Com a inteligência artificial, por exemplo,
dados que permeiam todo o ecossistema na jornada do paciente ganham luz e
passam a integrar o rol de informações a que as especialidades médicas têm
acesso desde o momento da anamnese dos pacientes até o atendimento. A pouca
integração entre os sistemas leva a uma amplitude de dados ocultos, que não são
óbvios no momento do evento médico ou não possuem uma correlação com a
sintomatologia, e que colaboram com a
cultura do sickcare, enquanto buscamos ansiosamente abraçar a cultura do
healthcare, onde a real prevenção, com base em evidências científicas e
informações individualizadas, passa a ser o alicerce dessa transformação.
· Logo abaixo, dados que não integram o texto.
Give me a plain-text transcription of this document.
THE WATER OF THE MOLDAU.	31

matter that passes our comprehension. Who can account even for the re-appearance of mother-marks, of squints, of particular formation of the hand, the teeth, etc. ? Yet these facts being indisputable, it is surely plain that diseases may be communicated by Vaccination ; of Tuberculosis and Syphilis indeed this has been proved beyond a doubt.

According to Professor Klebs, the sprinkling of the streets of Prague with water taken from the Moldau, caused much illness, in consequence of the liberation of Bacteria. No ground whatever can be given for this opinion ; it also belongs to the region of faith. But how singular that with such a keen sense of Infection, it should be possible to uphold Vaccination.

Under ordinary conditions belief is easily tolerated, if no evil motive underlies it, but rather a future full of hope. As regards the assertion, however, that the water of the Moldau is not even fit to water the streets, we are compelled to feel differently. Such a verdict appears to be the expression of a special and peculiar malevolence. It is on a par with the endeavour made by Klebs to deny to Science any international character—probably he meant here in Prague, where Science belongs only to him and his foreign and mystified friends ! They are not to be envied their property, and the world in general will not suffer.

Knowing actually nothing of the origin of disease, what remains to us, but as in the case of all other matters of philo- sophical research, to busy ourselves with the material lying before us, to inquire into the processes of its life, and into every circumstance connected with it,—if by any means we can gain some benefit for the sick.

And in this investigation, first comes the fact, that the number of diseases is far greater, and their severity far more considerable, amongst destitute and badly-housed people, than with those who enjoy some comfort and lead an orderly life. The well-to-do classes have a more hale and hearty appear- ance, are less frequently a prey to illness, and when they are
Para a medicina diagnóstica, garantir uma
operação ágil e eficiente utilizando protocolos atualizados, equipamentos e
operadores de ponta e soluções de operação remota já é uma realidade, porém quanto
maior o número de informações na hora da realização de um exame, maior a
acurácia em seus resultados. A Inteligência Artificial é altamente competente
em identificar padrões, com isso contribui de forma ainda mais incisiva ao ler
as imagens diagnósticas e sugerir ao médico radiologista diferentes hipóteses
para que ele possa fazer uma avaliação mais aprofundada de cada caso. Quando
mescla as informações do prontuário do paciente com o que está identificado nos
exames, a tecnologia revela dados ocultos, amplia as possibilidades e mostra ao
médico opções que talvez ele não tivesse pensado ao olhar exclusivamente o
evento.
Na outra ponta, o médico especialista que
recebe um laudo mais específico em suas impressões e hipóteses diagnósticas, pode
traçar um plano mais eficiente para o paciente. Afinal, a maioria das decisões
clínicas e terapêuticas são fundamentadas em exames laboratoriais e de imagem,
além do histórico do paciente.
Tendo como ponto de partida a legislação de
cada país que regula o manejo desses dados, garantindo privacidade e proteção não
só aos pacientes mas também às instituições, a utilização eficiente dessas
informações individualiza o cuidado e contribui com a tão almejada medicina de
precisão, que trata cada cidadão de forma personalizada, garantindo-lhe um
ciclo de cuidados que atenderá às suas especificidades. E isso pode transformar
a saúde.
Quando podemos trabalhar esses dados
sensíveis de maneira integrada e com interoperabilidade, não precisamos mais responsabilizar
o paciente por apresentar as informações necessárias para sua avaliação. Torna-se
desnecessário repetir a sua história a cada especialista que frequenta, o que proporciona
um histórico mais preciso, correto e eficaz. Imagine, por exemplo, quão desgastante
é para um paciente com uma doença crônica – como a diabetes – ter de repetir as
mesmas informações para todos os profissionais que o acompanham. Quantos dados
relevantes ele deixa de mencionar? Quanto o atendimento multidisciplinar a esse
paciente pode ser otimizado pelo manejo correto dos dados?
Porém, para que todo esse manejo seja
benéfico em sua integridade, é preciso que as instituições e empresas de saúde atuem
de forma séria, comprometidas com a legislação, protegendo e engajando os
pacientes. Por isso nunca devemos enxergar a Lei Geral de Proteção de Dados
(LGPD) – inspirada na lei de proteção de dados europeia (GDPR) – como uma
ameaça.
Por conta da crise gerada pela COVID-19, o
início da vigência da legislação foi postergado para maio de 2021, o que nos dá
mais alguns meses para que possamos reforçar sua importância, já que o manejo
correto de dados traz mais eficiência aos tratamentos, diagnósticos e decisões
clínicas, permitindo que as informações sejam utilizadas pelas pessoas certas,
da maneira correta e para tomadas de decisão mais assertivas, entretanto a
mesma crise nos levou a um momento de distanciamento social, onde plataformas
de telemedicina se tornam fundamentais para a continuidade do atendimento
médico a pacientes que não podem ir a consultórios ou ambientes ambulatoriais e
que precisam da manutenção de seus tratamentos.